Right, I mentioned that above 
. But as I noted the more likely outcome of such a development would be either a swamping out of the less competitive color morphs in the case of complete preference. Or simply a multi-morph species maintained in an equilibrium situation like the above cited white-throated sparrow.
But the concept of species is a human construct anyway, one imposed artificially on fluid and complicated situations. Take the Dark-Eyed Junco. Their ridiculous number of widely different morphs are currently now all synonymized but probably represent a snapshot in time of speciation in action.

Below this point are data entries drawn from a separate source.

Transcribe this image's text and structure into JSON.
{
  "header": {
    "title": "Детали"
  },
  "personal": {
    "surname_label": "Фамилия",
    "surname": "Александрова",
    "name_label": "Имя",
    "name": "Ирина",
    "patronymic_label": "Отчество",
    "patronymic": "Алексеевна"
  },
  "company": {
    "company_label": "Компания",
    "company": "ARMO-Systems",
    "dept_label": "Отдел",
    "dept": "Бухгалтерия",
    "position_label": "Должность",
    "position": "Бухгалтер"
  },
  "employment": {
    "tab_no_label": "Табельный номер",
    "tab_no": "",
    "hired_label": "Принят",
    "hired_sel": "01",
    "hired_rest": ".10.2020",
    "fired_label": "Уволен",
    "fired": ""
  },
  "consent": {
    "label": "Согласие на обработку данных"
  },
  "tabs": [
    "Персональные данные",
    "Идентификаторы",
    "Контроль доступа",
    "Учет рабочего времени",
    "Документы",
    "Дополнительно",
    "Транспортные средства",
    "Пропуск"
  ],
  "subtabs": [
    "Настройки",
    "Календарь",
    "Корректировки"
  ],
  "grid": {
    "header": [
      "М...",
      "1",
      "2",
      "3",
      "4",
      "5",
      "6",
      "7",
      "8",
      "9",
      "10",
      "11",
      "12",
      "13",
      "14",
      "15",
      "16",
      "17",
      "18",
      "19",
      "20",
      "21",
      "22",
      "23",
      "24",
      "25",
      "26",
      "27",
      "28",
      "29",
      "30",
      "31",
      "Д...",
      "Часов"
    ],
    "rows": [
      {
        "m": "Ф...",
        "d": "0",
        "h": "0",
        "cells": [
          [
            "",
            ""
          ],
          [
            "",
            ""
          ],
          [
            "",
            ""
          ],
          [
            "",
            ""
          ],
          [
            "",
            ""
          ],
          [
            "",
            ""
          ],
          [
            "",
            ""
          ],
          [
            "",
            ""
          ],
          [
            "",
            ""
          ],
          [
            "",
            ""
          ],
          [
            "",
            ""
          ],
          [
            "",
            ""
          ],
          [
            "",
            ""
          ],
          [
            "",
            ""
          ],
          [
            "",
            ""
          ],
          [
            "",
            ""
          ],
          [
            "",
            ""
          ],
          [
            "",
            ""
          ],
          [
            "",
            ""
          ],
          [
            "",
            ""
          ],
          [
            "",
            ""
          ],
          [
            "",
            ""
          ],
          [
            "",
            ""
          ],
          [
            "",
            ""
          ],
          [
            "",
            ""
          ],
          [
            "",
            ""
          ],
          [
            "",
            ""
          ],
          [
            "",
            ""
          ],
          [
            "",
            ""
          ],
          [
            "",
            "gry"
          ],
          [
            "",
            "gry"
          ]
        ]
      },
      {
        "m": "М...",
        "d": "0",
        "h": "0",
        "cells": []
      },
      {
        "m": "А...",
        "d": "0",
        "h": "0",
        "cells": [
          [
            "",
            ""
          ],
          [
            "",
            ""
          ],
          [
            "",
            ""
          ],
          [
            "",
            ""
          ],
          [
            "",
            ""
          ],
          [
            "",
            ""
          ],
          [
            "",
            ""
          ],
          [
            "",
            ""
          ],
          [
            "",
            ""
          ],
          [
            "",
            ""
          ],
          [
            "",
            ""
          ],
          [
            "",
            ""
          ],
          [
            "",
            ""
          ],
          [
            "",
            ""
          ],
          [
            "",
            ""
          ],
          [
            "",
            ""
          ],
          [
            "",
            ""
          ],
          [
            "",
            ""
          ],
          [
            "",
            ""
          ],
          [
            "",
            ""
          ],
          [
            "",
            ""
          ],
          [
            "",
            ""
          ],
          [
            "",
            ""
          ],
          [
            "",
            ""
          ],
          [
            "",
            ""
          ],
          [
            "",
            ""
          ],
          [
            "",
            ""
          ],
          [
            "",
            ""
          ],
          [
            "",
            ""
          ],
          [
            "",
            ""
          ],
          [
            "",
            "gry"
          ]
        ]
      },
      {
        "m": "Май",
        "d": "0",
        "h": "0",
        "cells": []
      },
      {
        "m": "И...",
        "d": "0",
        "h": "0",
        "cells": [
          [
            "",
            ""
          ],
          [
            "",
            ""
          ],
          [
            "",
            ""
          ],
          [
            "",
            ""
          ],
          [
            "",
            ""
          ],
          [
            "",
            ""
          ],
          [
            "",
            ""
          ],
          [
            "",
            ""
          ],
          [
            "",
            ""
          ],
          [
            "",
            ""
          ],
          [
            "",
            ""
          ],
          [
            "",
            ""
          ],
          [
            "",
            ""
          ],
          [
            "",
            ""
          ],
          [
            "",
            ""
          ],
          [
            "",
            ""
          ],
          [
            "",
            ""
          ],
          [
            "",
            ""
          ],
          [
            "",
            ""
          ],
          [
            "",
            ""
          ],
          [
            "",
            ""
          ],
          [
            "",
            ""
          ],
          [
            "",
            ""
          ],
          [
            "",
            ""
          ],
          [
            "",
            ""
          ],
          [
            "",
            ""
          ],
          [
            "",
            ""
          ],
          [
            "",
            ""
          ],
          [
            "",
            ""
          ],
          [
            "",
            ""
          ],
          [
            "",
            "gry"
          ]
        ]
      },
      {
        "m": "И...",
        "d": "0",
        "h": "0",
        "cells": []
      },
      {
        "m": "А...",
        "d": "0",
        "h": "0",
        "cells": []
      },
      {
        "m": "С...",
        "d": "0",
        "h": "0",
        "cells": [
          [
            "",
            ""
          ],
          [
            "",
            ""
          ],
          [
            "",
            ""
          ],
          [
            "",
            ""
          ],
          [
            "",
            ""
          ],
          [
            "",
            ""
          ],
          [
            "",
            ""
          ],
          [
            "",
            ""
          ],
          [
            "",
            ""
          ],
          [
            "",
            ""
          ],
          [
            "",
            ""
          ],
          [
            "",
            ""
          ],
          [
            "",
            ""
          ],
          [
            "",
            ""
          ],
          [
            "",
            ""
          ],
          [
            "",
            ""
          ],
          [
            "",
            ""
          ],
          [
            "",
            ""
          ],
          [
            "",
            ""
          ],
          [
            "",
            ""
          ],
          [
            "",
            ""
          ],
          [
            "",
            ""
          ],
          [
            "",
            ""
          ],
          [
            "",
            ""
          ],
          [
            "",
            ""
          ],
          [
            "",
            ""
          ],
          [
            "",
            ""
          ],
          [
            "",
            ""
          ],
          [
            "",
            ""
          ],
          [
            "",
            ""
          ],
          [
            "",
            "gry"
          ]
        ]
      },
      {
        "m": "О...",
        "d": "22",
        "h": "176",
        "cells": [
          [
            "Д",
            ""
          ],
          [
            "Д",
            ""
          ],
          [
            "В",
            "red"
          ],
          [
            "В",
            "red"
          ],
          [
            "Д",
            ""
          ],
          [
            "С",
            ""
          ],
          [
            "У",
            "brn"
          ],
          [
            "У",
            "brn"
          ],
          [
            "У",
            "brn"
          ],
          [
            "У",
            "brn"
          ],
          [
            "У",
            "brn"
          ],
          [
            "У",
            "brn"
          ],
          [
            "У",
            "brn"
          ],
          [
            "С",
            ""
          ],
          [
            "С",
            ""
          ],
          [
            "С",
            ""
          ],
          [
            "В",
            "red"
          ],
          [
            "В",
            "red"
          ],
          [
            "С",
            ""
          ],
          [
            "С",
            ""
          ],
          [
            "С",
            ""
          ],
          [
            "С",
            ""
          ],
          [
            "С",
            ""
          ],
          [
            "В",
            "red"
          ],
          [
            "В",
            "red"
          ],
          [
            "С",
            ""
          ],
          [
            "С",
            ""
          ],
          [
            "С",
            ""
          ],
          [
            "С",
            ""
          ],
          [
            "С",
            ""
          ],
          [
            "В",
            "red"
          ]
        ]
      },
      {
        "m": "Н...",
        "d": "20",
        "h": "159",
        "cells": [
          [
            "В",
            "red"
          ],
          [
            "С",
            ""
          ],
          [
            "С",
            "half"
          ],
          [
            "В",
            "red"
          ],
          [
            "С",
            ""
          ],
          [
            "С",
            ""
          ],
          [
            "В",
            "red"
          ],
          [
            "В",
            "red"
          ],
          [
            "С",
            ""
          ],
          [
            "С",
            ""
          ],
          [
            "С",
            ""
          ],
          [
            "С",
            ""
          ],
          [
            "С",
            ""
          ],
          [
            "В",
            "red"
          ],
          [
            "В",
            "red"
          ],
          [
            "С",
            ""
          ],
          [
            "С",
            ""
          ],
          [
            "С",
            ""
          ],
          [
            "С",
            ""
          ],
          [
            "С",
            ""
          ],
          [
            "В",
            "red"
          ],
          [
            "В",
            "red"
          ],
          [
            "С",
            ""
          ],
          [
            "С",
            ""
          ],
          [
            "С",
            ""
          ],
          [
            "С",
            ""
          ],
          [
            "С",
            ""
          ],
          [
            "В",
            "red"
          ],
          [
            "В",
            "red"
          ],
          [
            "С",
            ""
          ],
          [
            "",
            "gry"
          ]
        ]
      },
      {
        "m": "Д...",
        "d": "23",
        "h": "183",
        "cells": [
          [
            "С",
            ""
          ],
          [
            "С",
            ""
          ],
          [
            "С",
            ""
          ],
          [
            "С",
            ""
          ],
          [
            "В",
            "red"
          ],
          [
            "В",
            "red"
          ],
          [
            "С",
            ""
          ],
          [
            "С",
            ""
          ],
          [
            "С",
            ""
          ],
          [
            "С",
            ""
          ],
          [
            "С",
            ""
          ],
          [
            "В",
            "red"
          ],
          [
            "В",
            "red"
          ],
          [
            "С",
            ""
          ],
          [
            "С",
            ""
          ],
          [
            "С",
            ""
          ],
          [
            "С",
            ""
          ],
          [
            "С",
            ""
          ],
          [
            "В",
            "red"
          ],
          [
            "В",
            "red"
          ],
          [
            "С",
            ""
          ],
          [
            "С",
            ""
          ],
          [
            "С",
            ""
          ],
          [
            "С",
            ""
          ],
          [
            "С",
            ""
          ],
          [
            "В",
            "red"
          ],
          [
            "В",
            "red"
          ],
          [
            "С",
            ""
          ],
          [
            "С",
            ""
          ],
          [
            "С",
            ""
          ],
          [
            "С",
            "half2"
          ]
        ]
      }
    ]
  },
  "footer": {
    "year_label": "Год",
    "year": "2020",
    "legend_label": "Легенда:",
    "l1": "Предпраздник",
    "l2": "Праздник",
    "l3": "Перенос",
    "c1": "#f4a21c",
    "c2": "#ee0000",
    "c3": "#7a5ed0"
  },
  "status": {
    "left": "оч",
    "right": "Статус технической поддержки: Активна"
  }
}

However you can contrast them with the Rose-Breated Grosbeak vs the Black headed Grosbeak. The adult males look very different, but females are virtually indistinguishable from one another. It is a very closely-related species pair that split at some point at the Great Plains/Rockies. But they will in fact hybridize naturally where they meet. They just don’t most of the time so they get lumped as separate species. But it is a tight call between these and the morphs/sub-species that the junco is categorized as. So it kinda becomes a judgement call despite every attempt to define things in a consistent way. Though Ernst Mayr might shake his fist and disagree from his little corner of Heaven, strictly speaking they represent one of those holes in the biological species concept. Birds in general because of their enormous potential vagility can get messy like this - we probably shouldn’t even get into gulls and sapsuckers 
.
Well, now - it’s complicated. But the short answer is yes. The thing is there are multiple species of both . So for example Brood V (2016, 2033) consists of three different species of 17-year cicadas. But the same species will have multiple broods.